My existing system has 23 Gb available out of 100 Gb total capacity, so I'm using about 77 Gb. Disk usage has grown from about 15 Gb in 1999 to 77 this year, which means that it grew by a factor of five in the intervening eight years. That suggests I should buy five times the amount of disk that I am now using, or about 400 Gb, to last the next eight years. Maybe so.
But maybe not. New technology is on the horizon. It is already possible to buy a 64 Gb flash drive with no moving parts for about $900. How soon will the price/performance curve of flash or some even-better technology approach that of moving-head disk drives? Probably sooner than later.
For now I'm going with 320 Gb drives, a relatively mature technology, available from several manufacturers, with modest power and heat dissipation needs. That's a safe choice.

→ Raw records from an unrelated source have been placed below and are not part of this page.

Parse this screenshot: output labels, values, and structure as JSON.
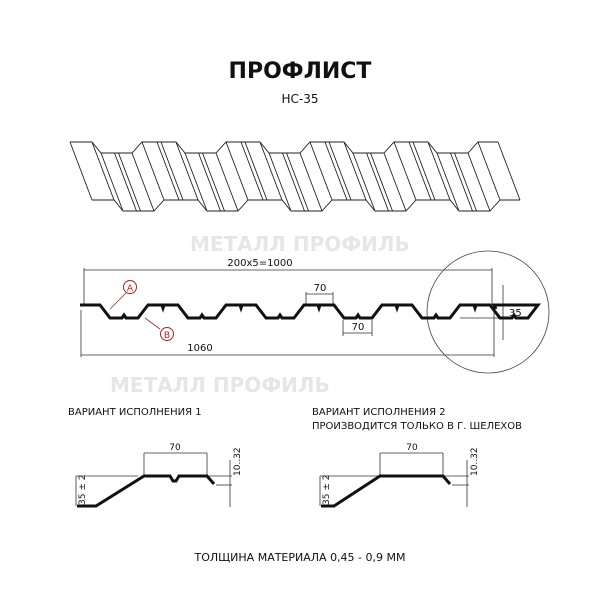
{
  "header": {
    "title": "ПРОФЛИСТ",
    "model": "НС-35"
  },
  "watermark": {
    "text": "МЕТАЛЛ ПРОФИЛЬ"
  },
  "profile": {
    "span_label": "200x5=1000",
    "width_label": "1060",
    "top_shelf_label": "70",
    "bottom_shelf_label": "70",
    "height_label": "35",
    "marker_a": "A",
    "marker_b": "B",
    "marker_color": "#b22222"
  },
  "variants": [
    {
      "title": "ВАРИАНТ ИСПОЛНЕНИЯ 1",
      "subtitle": "",
      "shelf_label": "70",
      "height_label": "35 ± 2",
      "edge_label": "10..32",
      "has_groove": true
    },
    {
      "title": "ВАРИАНТ ИСПОЛНЕНИЯ 2",
      "subtitle": "ПРОИЗВОДИТСЯ ТОЛЬКО В Г. ШЕЛЕХОВ",
      "shelf_label": "70",
      "height_label": "35 ± 2",
      "edge_label": "10..32",
      "has_groove": false
    }
  ],
  "footer": {
    "thickness": "ТОЛЩИНА МАТЕРИАЛА 0,45 - 0,9 ММ"
  }
}
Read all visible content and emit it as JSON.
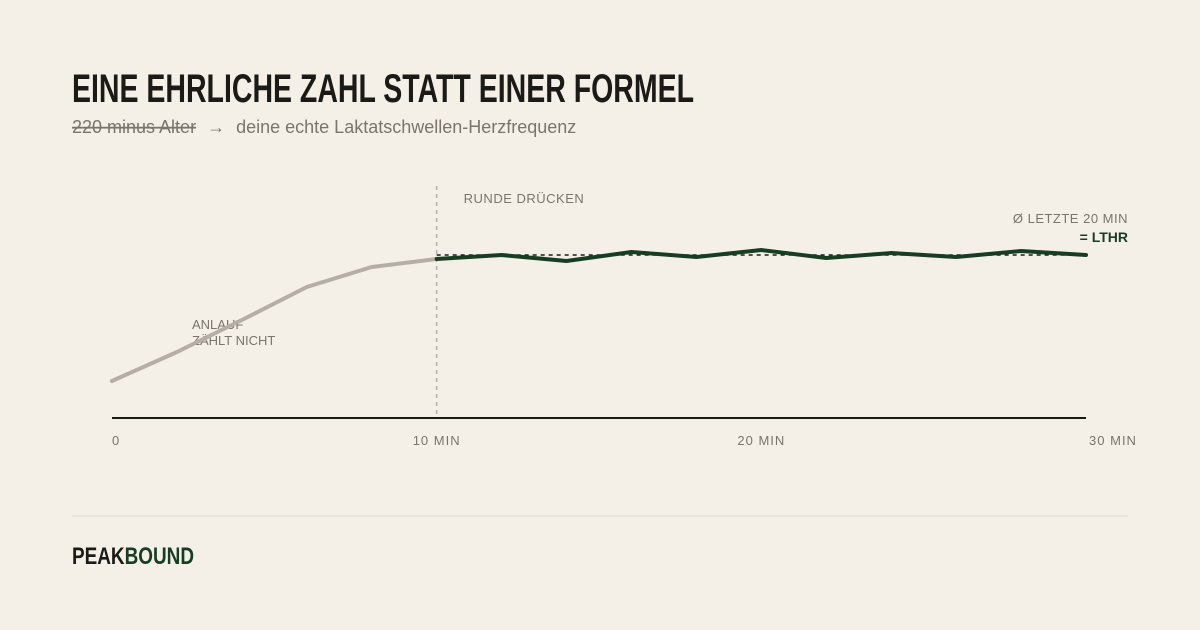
{
  "chart_data": {
    "type": "line",
    "title": "EINE EHRLICHE ZAHL STATT EINER FORMEL",
    "subtitle": {
      "old": "220 minus Alter",
      "arrow": "→",
      "new": "deine echte Laktatschwellen-Herzfrequenz"
    },
    "xlim": [
      0,
      30
    ],
    "xticks": [
      0,
      {
        "value": 10,
        "label": "10 MIN"
      },
      {
        "value": 20,
        "label": "20 MIN"
      },
      {
        "value": 30,
        "label": "30 MIN"
      }
    ],
    "ylim": [
      0,
      100
    ],
    "series": [
      {
        "color": "#b5aea5",
        "x": [
          0,
          2,
          4,
          6,
          8,
          10
        ],
        "values": [
          18.5,
          33,
          49,
          65.5,
          75.5,
          79.5
        ]
      },
      {
        "color": "#173d23",
        "x": [
          10,
          12,
          14,
          16,
          18,
          20,
          22,
          24,
          26,
          28,
          30
        ],
        "values": [
          79.5,
          81.5,
          78.5,
          83,
          80.5,
          84,
          80,
          82.5,
          80.5,
          83.5,
          81.5
        ]
      }
    ],
    "annotations": [
      {
        "text": "RUNDE DRÜCKEN"
      },
      {
        "lines": [
          "ANLAUF",
          "ZÄHLT NICHT"
        ]
      }
    ],
    "reference": {
      "value": 81.5,
      "label": "Ø LETZTE 20 MIN",
      "sublabel": "= LTHR",
      "color": "#173d23"
    },
    "brand": {
      "first": "PEAK",
      "second": "BOUND"
    }
  }
}
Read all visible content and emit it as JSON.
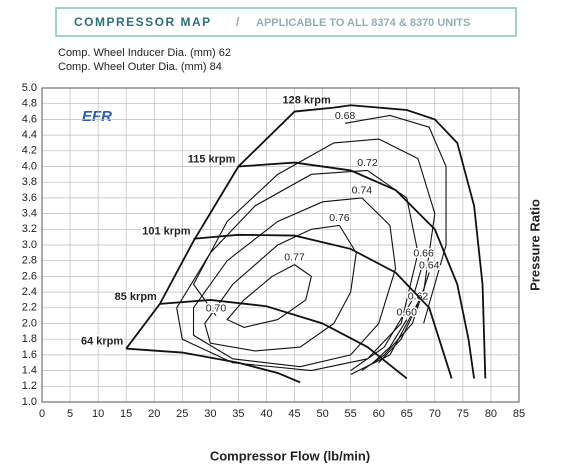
{
  "header": {
    "title": "COMPRESSOR MAP",
    "separator": "/",
    "subtitle": "APPLICABLE TO ALL 8374 & 8370 UNITS"
  },
  "chart_data": {
    "type": "line",
    "annotations": [
      "Comp. Wheel Inducer Dia. (mm) 62",
      "Comp. Wheel Outer Dia. (mm) 84",
      "EFR"
    ],
    "x_label": "Compressor Flow (lb/min)",
    "y_label": "Pressure Ratio",
    "xlim": [
      0,
      85
    ],
    "xticks": [
      0,
      5,
      10,
      15,
      20,
      25,
      30,
      35,
      40,
      45,
      50,
      55,
      60,
      65,
      70,
      75,
      80,
      85
    ],
    "ylim": [
      1,
      5
    ],
    "yticks": [
      {
        "value": 1,
        "label": "1.0"
      },
      1.2,
      1.4,
      1.6,
      1.8,
      {
        "value": 2,
        "label": "2.0"
      },
      2.2,
      2.4,
      2.6,
      2.8,
      {
        "value": 3,
        "label": "3.0"
      },
      3.2,
      3.4,
      3.6,
      3.8,
      {
        "value": 4,
        "label": "4.0"
      },
      4.2,
      4.4,
      4.6,
      4.8,
      {
        "value": 5,
        "label": "5.0"
      }
    ],
    "grid": true,
    "color": "#111111",
    "series": [
      {
        "name": "64 krpm",
        "x": [
          15,
          25,
          35,
          42,
          46
        ],
        "values": [
          1.68,
          1.63,
          1.5,
          1.37,
          1.25
        ]
      },
      {
        "name": "85 krpm",
        "x": [
          21,
          30,
          40,
          50,
          58,
          65
        ],
        "values": [
          2.25,
          2.3,
          2.22,
          2.0,
          1.7,
          1.3
        ]
      },
      {
        "name": "101 krpm",
        "x": [
          27,
          35,
          45,
          55,
          63,
          69,
          73
        ],
        "values": [
          3.08,
          3.13,
          3.12,
          2.95,
          2.65,
          2.2,
          1.3
        ]
      },
      {
        "name": "115 krpm",
        "x": [
          35,
          45,
          55,
          63,
          70,
          74,
          76,
          77
        ],
        "values": [
          4.0,
          4.05,
          3.95,
          3.7,
          3.2,
          2.5,
          1.8,
          1.3
        ]
      },
      {
        "name": "128 krpm",
        "x": [
          52,
          55,
          65,
          70,
          74,
          77,
          78.5,
          79
        ],
        "values": [
          4.75,
          4.78,
          4.72,
          4.6,
          4.3,
          3.5,
          2.5,
          1.3
        ]
      }
    ],
    "surge": {
      "x": [
        15,
        21,
        27,
        35,
        45,
        52
      ],
      "values": [
        1.68,
        2.25,
        3.05,
        4.0,
        4.7,
        4.75
      ]
    },
    "contours": [
      {
        "name": "0.77",
        "x": [
          45,
          48,
          47,
          42,
          36,
          33,
          36,
          41,
          45
        ],
        "values": [
          2.75,
          2.6,
          2.3,
          2.05,
          1.95,
          2.05,
          2.3,
          2.6,
          2.75
        ]
      },
      {
        "name": "0.76",
        "x": [
          53,
          56,
          55,
          52,
          46,
          38,
          30,
          29,
          34,
          42,
          48,
          53
        ],
        "values": [
          3.25,
          2.9,
          2.4,
          2.0,
          1.7,
          1.65,
          1.75,
          2.0,
          2.5,
          3.0,
          3.2,
          3.25
        ]
      },
      {
        "name": "0.74",
        "x": [
          57,
          62,
          63,
          60,
          55,
          46,
          34,
          27,
          27,
          33,
          42,
          50,
          57
        ],
        "values": [
          3.6,
          3.25,
          2.7,
          2.0,
          1.6,
          1.45,
          1.55,
          1.85,
          2.2,
          2.8,
          3.3,
          3.55,
          3.6
        ]
      },
      {
        "name": "0.72",
        "x": [
          58,
          65,
          67,
          64,
          58,
          48,
          34,
          25,
          24,
          30,
          38,
          48,
          58
        ],
        "values": [
          3.95,
          3.6,
          2.9,
          2.0,
          1.55,
          1.4,
          1.5,
          1.8,
          2.2,
          2.9,
          3.5,
          3.9,
          3.95
        ]
      },
      {
        "name": "0.70",
        "x": [
          31,
          27,
          33,
          42,
          52,
          60,
          67,
          70,
          68,
          62,
          55
        ],
        "values": [
          2.1,
          2.5,
          3.3,
          3.9,
          4.3,
          4.35,
          4.1,
          3.4,
          2.4,
          1.6,
          1.35
        ]
      },
      {
        "name": "0.68",
        "x": [
          54,
          62,
          69,
          72,
          72,
          68
        ],
        "values": [
          4.55,
          4.65,
          4.5,
          4.0,
          3.0,
          2.0
        ]
      },
      {
        "name": "0.66",
        "x": [
          68,
          66,
          61,
          55
        ],
        "values": [
          2.8,
          2.3,
          1.7,
          1.4
        ]
      },
      {
        "name": "0.64",
        "x": [
          69,
          66,
          61,
          57
        ],
        "values": [
          2.65,
          2.0,
          1.6,
          1.4
        ]
      },
      {
        "name": "0.62",
        "x": [
          67,
          64,
          60
        ],
        "values": [
          2.25,
          1.8,
          1.5
        ]
      },
      {
        "name": "0.60",
        "x": [
          65,
          62,
          59
        ],
        "values": [
          2.05,
          1.7,
          1.5
        ]
      }
    ]
  }
}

So whose drives? To simplify things I've narrowed the field to three manufacturers: (1) Samsung, (2) Seagate, and (3) Western Digital, in alphabetical order. Hitachi and Maxtor make appropriate drives too, as do other manufacturers, but I've seen nothing to indicate that any of those would be a better choice than the best of the first three. If you have other information, please comment. The drives will all have:
- 320 Gb capacity.
- SATA 3.0 Gb/s interface.
- 7200 RPM and attending latency.
- Average seek time less than 10 ms.
- 16 Mb cache.
Brand | Model# | Price | Warranty | Five* | Comments |
Samsung | HD321KJ | $74.99 | 1 yr | 80% | 20 |
Seagate | ST3320620AS | $79.99 | 5 yr | 76% | 1887 |
Western Digital | WD3200AAKS | $74.99 | 3 yr | 80% | 144 |
The Five* column is the percentage of reviewers who gave the drive five stars out of five, i.e. the best possible rating. I realize that some people rarely give the highest rating to anything, so the system may be biased, but I also saw a comment from a reviewer who gave four stars for a drive which was dandy until it failed after one day's use. So it balances out.
In any case the reviewers' ratings don't give much guidance, all between 76% and 80%. The Seagate drive is by far the most popular, but comments indicate that it has been received dead on arrival in many recent cases. One commenter said that it is made in China. Further, and significantly, many reviewers comment that the Seagate drive is noisy. I don't like that, and I'm leaning a bit toward WD. I wonder where theirs are made?
Suppliers like NewEgg have a 30-day return policy on drives (probably on everything), so I suppose I won't be buying any drives until the rest of the system is nearly assembled and ready to test. By then things may have changed. Perhaps Seagate will correct their quality problem, or prices will change enough to make one drive more attractive on that basis.